Reconfiguration of malls to quell extinction
Filipinos love going to the malls as these retail establishments have become our de facto public spaces due to the lack of parks in Metro Manila. Visiting malls during weekends is now an integral part of the Filipino lifestyle.
Lately, we have been seeing some challenges hounding the country’s retail sector. Retailers and mall operators should thus be quick in responding to these challenges to remain afloat.

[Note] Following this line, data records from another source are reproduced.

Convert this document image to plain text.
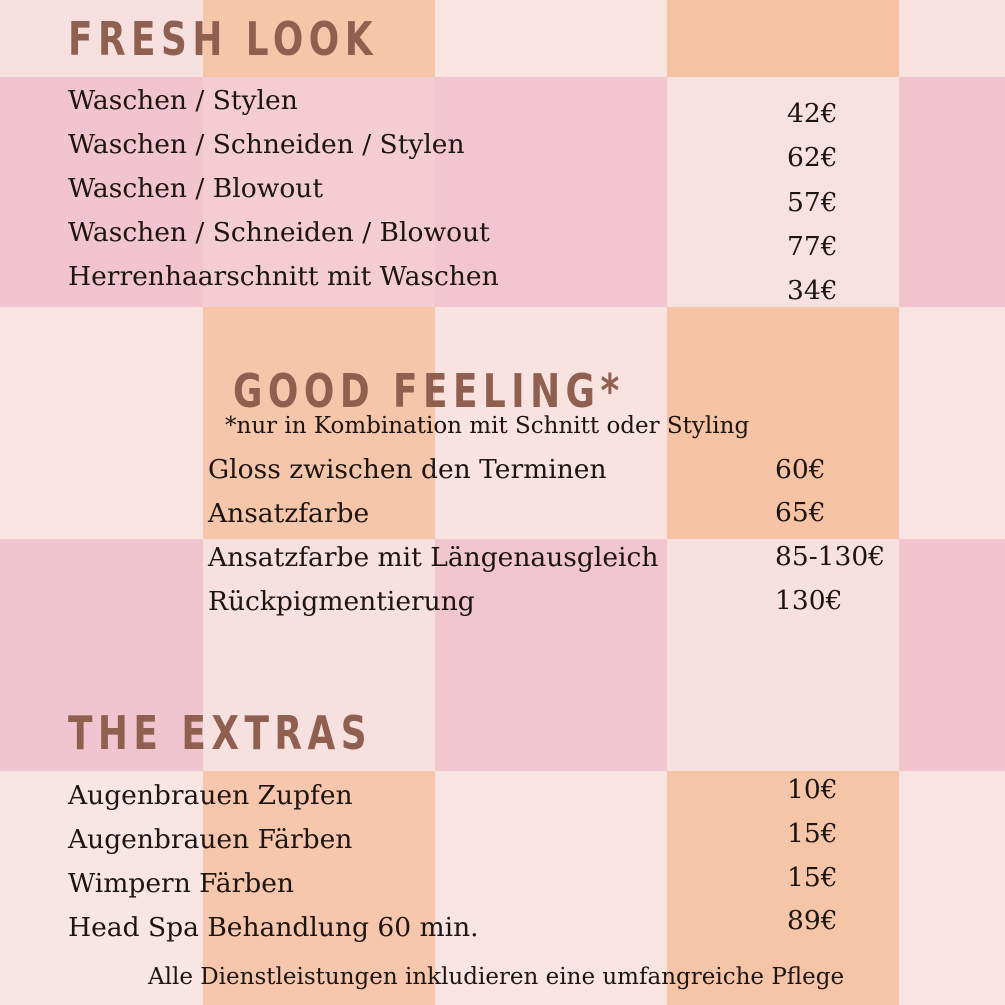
FRESH LOOK
Waschen / Stylen
Waschen / Schneiden / Stylen
Waschen / Blowout
Waschen / Schneiden / Blowout
Herrenhaarschnitt mit Waschen
42€
62€
57€
77€
34€
GOOD FEELING*
*nur in Kombination mit Schnitt oder Styling
Gloss zwischen den Terminen
Ansatzfarbe
Ansatzfarbe mit Längenausgleich
Rückpigmentierung
60€
65€
85-130€
130€
THE EXTRAS
Augenbrauen Zupfen
Augenbrauen Färben
Wimpern Färben
Head Spa Behandlung 60 min.
10€
15€
15€
89€
Alle Dienstleistungen inkludieren eine umfangreiche Pflege
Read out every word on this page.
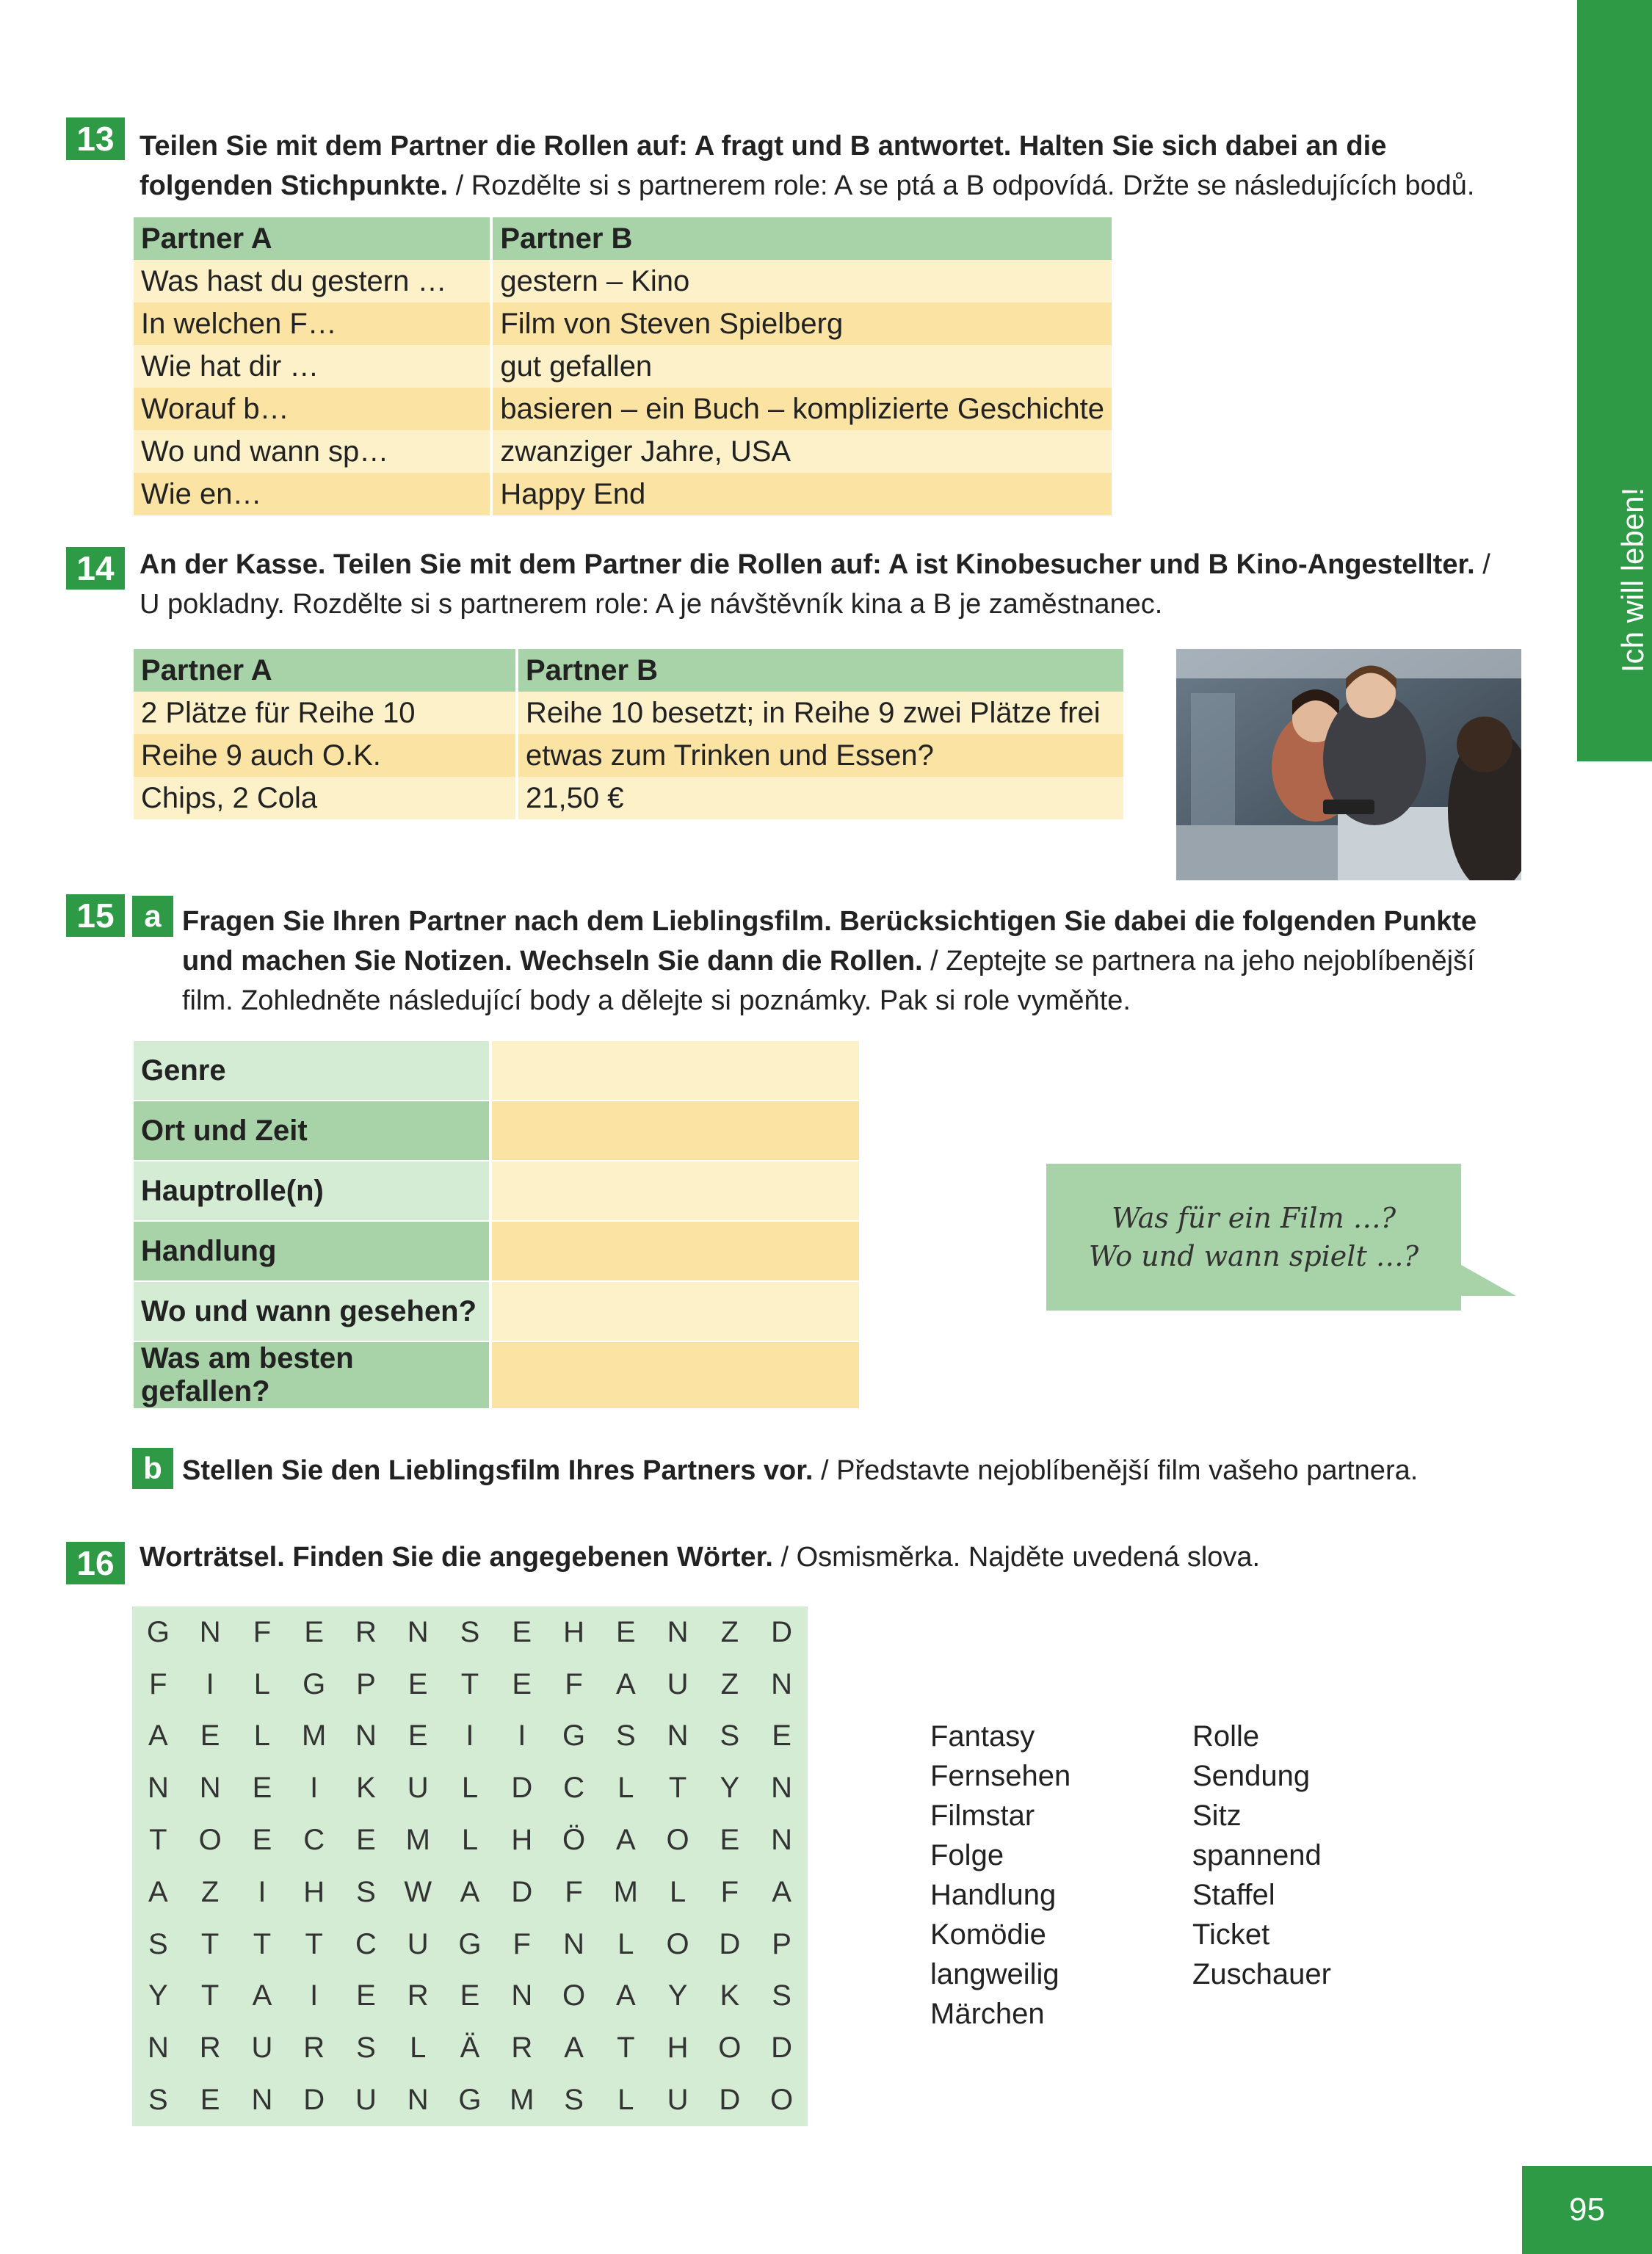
Ich will leben!
95
13 Teilen Sie mit dem Partner die Rollen auf: A fragt und B antwortet. Halten Sie sich dabei an die folgenden Stichpunkte. / Rozdělte si s partnerem role: A se ptá a B odpovídá. Držte se následujících bodů.
Partner A	Partner B
Was hast du gestern …	gestern – Kino
In welchen F…	Film von Steven Spielberg
Wie hat dir …	gut gefallen
Worauf b…	basieren – ein Buch – komplizierte Geschichte
Wo und wann sp…	zwanziger Jahre, USA
Wie en…	Happy End
14 An der Kasse. Teilen Sie mit dem Partner die Rollen auf: A ist Kinobesucher und B Kino-Angestellter. / U pokladny. Rozdělte si s partnerem role: A je návštěvník kina a B je zaměstnanec.
Partner A	Partner B
2 Plätze für Reihe 10	Reihe 10 besetzt; in Reihe 9 zwei Plätze frei
Reihe 9 auch O.K.	etwas zum Trinken und Essen?
Chips, 2 Cola	21,50 €
15 a Fragen Sie Ihren Partner nach dem Lieblingsfilm. Berücksichtigen Sie dabei die folgenden Punkte und machen Sie Notizen. Wechseln Sie dann die Rollen. / Zeptejte se partnera na jeho nejoblíbenější film. Zohledněte následující body a dělejte si poznámky. Pak si role vyměňte.
Genre	
Ort und Zeit	
Hauptrolle(n)	
Handlung	
Wo und wann gesehen?	
Was am besten gefallen?	
Was für ein Film …?
Wo und wann spielt …?
b Stellen Sie den Lieblingsfilm Ihres Partners vor. / Představte nejoblíbenější film vašeho partnera.
16 Worträtsel. Finden Sie die angegebenen Wörter. / Osmisměrka. Najděte uvedená slova.
G	N	F	E	R	N	S	E	H	E	N	Z	D
F	I	L	G	P	E	T	E	F	A	U	Z	N
A	E	L	M N	E	I	I	G	S	N	S	E
N	N	E	I	K	U	L	D	C	L	T	Y	N
T	O	E	C	E	M	L	H	Ö	A	O	E	N
A	Z	I	H	S W A	D	F	M	L	F	A
S	T	T	T	C	U	G	F	N	L	O	D	P
Y	T	A	I	E	R	E	N	O	A	Y	K	S
N	R	U	R	S	L	Ä	R	A	T	H	O	D
S	E	N	D	U	N	G M	S	L	U	D	O
Fantasy
Fernsehen
Filmstar
Folge
Handlung
Komödie
langweilig
Märchen
Rolle
Sendung
Sitz
spannend
Staffel
Ticket
Zuschauer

One indicator is the overall vacancy in Metro Manila which rose to 10 percent in the first quarter of 2019 from 9 percent six months ago. This was the first time that retail vacancy in the metro rose after seeing three consecutive quarters of decline. Despite this, we see opportunities as developers have been aggressive in renovating spaces and housing experiential and lifestyle-centric tenants to improve consumers’ retail experience and sustain footfall.
Over the past 12 to 24 months, Colliers has observed an increased effort among Metro Manila malls to differentiate. Mall operators, for instance, have been using pockets of vacancies to incorporate a lifestyle-centric retail mix to retain old consumers and appeal to a younger profile of mall-goers.
While e-commerce has been disrupting traditional retail, Filipino consumers still enjoy seeing items and receiving face-to-face service. This is something that mall operators and retailers should take advantage of.
Colliers believes that shoppers will likely be drawn to physical malls if retailers offer a wide array of food and beverage (F&B) options; spacious public seating; interactive kiosks and pop-up stores; Instagrammable spaces; and limited edition items. Differentiators may include airconditioned chapel; organic vegetable garden; gourmet food hall; and an expansive retail space for bazaar tenants.
Bricks complement clicks
Unlike in Western economies where brick-and-mortar shops have shuttered due to fierce competition from online businesses, malls are seen to remain an important part of the Filipino lifestyle.
This is why developers and retailers do not fully migrate to e-commerce, but instead use online platforms to complement physical stores.
It should be noted that despite the growing acceptance of online shopping in the country, only 3.5 percent of Filipino adults make purchases online according to World Bank Global Financial Index; only 2.2 percent use a credit card to make payments; while a mere 4.2 percent have mobile accounts.
High disposable incomes
Retailers are still enticed by consumers’ rising purchasing power especially after the implementation of lower personal income tax rates in 2018.
In our opinion, retail spending in Metro Manila should continue to receive a major boost from overseas Filipino workers’ (OFW) remittances, which reached $5.3 billion in the first two months of 2019. These should result in the entry of more innovative and interesting retail concepts in Manila.
F&B to dominate
Over the next three years, we see a sustained retail space absorption from F&B retailers which account for nearly 40 percent of incoming tenants in malls across Metro Manila.
For Filipinos, food will remain king. Despite disruptive technologies that redefine the way we shop, retail space absorption from F&B firms is likely to dominate while clothing and footwear will cover about 17 percent of tenants due to occupy space from 2019 to 2021.
Interesting to note is the Filipinos’ propensity to spend on cosmetics, personal care and miscellaneous items. These items were popular among Filipino consumers even with the threat of high inflation in 2018.
But how should mall operators and retailers cope with fast evolving retail preferences of discerning and millennial shoppers?
Foreign retail experiences
The ongoing renovation of malls is another opportunity for developers to bring in interesting foreign retailers. Malls tht will have such retail concepts should provide a complete foreign shopping experience. Local developers need to highlight partnerships with foreign brands popular among travelers, high-spending consumers.
Test the waters
Colliers believes that opening pop-up shops is an ideal option for F&B, sporting goods, e-commerce and clothing brands that are testing the Manila retail market. This is also an option that exhibitors in weekend markets in posh villages should explore if they want to cater to a larger consumer base.
Developers should be open to online retailers who want to use brick-and-mortar space for showrooming or product testing, but whose purchases are still made online. Clothing and footwear brands, for instance, should consider incorporating augmented reality window shopping and interactive mirrors.
Overall, the sector’s growth hinges on the implementation of key government policies.
One investment vehicle that developers can tap is Real Estate Investment Trust (REIT). Malls should remain an attractive property for REIT listing due to sustained economic growth supported by rising disposable incomes and improving consumer outlook. But the listing won’t happen without the much-awaited amendments to the law’s implementing guidelines.
Another bright spot for the sector is the government’s plan to reduce minimum paid up capital required for foreign retailers to open shop in the country to $200,000 from $2.5 million.
It’s an interesting period for the retail segment. We see the sector growing on the back of a sustained economy backed by the government’s implementation of pro-foreign investment policies.